We have in our hostel very different hardware and software: from 486SX(IMB,white construction) to AMD Athlon1.2 and all specter of different software programs(Mandrake8.1,Windows2k,95,98,NT4.0, CorelDraw10,Adobe Photoshop6.0,ACDsee4.0,MSVisualC++5.0). All old machines works with MSDOS and use HIMEM driver. We have no any problems because we use HIMEM. Also u can use very powerfull PTSDOS, russian DOS OS(it is also free) with different external programs. PTSDOS also have FAT16 filesystem. And what about MSDOS? How many it costs? Is that a problem to format hard disk and set active partition? In ukraine all babyes can do that. Can u? Have u ever seen Power quest Partition magic or FDISK?
My home network setup contains the following: 1 486DX2/66 running as firewall/router 1 Mac clone (PPC603e/160) 1 Pentium-100 (currently in flux; destined to be Linux test-bed) 1 Pentium Pro-166 (Win NT) 1 Pentium-133 laptop (Win98) 1 brand-new (just received on Friday) Athlon-950 being set up as a FreeBSD server which will be externally visible (replacing the dedicated server I rent) How much of that do most people consider "obsolete"?
Where does one find PTSDOS? And at what age do Ukrainian babies learn to type nowadays?
I've got some seriously obsolete hardware at home. As in a DEC
Rainbow. But it'd be pointless to try to upgrade the machine to the point
to which it could actually format its' own floppy disks.
I threw out all my 486 stuff once I had enough Pentium machines for my needs. I don't regret it. I was always having problems with crashes due to things like mis-set memory cache timing on the 486 motherboards, which Pentium boards handle automatically. Getting Pentium hardware running has, for me at least, been a lot less grief.

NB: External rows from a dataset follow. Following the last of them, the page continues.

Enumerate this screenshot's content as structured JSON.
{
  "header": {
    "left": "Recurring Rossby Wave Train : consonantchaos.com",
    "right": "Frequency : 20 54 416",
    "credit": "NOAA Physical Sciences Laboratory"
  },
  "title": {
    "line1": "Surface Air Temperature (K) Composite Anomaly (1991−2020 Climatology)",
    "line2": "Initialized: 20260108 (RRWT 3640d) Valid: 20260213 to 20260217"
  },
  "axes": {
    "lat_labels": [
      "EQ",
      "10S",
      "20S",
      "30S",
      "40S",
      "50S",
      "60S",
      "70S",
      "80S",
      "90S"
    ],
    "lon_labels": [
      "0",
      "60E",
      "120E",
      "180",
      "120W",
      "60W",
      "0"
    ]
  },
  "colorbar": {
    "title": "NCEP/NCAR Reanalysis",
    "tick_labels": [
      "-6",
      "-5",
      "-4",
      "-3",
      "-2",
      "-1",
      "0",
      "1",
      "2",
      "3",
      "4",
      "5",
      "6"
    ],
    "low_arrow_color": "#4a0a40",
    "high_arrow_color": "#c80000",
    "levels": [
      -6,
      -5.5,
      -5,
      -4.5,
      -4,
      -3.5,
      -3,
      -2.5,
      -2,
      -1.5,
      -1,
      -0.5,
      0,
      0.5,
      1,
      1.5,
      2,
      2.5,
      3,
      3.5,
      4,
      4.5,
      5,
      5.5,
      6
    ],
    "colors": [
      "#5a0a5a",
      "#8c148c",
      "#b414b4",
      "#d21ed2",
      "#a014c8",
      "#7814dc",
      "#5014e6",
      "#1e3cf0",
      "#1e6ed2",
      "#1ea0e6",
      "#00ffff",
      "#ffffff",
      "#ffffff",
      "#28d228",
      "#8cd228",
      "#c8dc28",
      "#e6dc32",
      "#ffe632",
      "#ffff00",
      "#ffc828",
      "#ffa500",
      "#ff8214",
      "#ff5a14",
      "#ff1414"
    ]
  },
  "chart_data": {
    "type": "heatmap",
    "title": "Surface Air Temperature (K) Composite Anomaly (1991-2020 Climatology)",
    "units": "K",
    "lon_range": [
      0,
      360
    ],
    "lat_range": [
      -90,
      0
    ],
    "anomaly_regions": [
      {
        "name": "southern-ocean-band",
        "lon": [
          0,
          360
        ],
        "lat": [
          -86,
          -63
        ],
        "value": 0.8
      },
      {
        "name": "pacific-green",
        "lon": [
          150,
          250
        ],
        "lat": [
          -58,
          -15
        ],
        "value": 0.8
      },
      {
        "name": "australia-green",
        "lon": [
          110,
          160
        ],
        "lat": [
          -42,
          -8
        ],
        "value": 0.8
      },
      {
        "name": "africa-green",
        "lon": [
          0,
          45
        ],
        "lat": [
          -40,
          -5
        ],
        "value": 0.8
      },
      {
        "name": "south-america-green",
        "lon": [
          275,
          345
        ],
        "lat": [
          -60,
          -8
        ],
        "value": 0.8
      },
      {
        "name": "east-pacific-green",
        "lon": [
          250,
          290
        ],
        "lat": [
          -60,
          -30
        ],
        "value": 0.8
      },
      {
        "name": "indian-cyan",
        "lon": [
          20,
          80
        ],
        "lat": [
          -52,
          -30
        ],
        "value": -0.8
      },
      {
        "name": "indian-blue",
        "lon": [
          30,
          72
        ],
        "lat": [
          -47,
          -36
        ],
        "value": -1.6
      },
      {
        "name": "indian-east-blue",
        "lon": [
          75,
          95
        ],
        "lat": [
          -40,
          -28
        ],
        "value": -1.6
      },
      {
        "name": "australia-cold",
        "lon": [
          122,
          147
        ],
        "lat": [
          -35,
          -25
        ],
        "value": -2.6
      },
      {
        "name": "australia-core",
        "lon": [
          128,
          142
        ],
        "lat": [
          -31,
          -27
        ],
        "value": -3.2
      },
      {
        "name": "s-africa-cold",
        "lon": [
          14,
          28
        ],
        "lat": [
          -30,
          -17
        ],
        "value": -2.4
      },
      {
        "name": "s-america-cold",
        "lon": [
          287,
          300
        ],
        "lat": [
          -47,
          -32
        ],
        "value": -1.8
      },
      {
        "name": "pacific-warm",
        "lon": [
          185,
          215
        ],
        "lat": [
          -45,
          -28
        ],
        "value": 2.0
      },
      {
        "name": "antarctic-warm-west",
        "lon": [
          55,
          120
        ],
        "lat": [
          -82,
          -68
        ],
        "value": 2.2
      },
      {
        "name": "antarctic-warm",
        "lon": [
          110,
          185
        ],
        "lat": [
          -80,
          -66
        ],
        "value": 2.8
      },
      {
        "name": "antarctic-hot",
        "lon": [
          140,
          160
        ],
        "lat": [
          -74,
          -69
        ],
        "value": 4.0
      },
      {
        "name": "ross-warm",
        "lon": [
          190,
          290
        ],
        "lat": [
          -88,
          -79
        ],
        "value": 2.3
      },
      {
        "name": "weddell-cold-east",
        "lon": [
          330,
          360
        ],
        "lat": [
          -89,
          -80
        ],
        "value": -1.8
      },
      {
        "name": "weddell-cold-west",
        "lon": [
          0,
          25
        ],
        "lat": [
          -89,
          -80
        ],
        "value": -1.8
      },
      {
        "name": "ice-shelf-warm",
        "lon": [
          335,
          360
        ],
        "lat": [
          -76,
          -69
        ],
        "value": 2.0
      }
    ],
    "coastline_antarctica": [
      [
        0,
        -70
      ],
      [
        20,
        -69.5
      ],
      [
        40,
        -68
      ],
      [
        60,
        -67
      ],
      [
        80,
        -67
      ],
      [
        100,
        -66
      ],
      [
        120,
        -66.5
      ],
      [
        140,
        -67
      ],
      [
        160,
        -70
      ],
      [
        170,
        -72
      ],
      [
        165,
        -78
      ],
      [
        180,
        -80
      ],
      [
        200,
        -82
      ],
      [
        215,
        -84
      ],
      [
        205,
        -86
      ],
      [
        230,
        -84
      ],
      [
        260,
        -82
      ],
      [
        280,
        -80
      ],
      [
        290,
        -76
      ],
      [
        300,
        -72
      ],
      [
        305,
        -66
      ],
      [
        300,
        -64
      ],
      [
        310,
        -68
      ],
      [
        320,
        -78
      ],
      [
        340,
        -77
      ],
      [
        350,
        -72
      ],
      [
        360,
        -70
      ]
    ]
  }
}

I have a TRS-80 Model I sitting a few feet away from me. The character generator has a stuck bit, and the monitor needs some refurbishing, but otherwise it seems ok. It has 16kb RAM. Very obsolete.
A TRS-80 just oozes character even if its' generator is broken.
For those on a semi-budget, I was at Property Dispo this morning and noticed a few iMacs being sold "as-is" for $100/ea, no keyboards. Most were labelled "bad CD drive".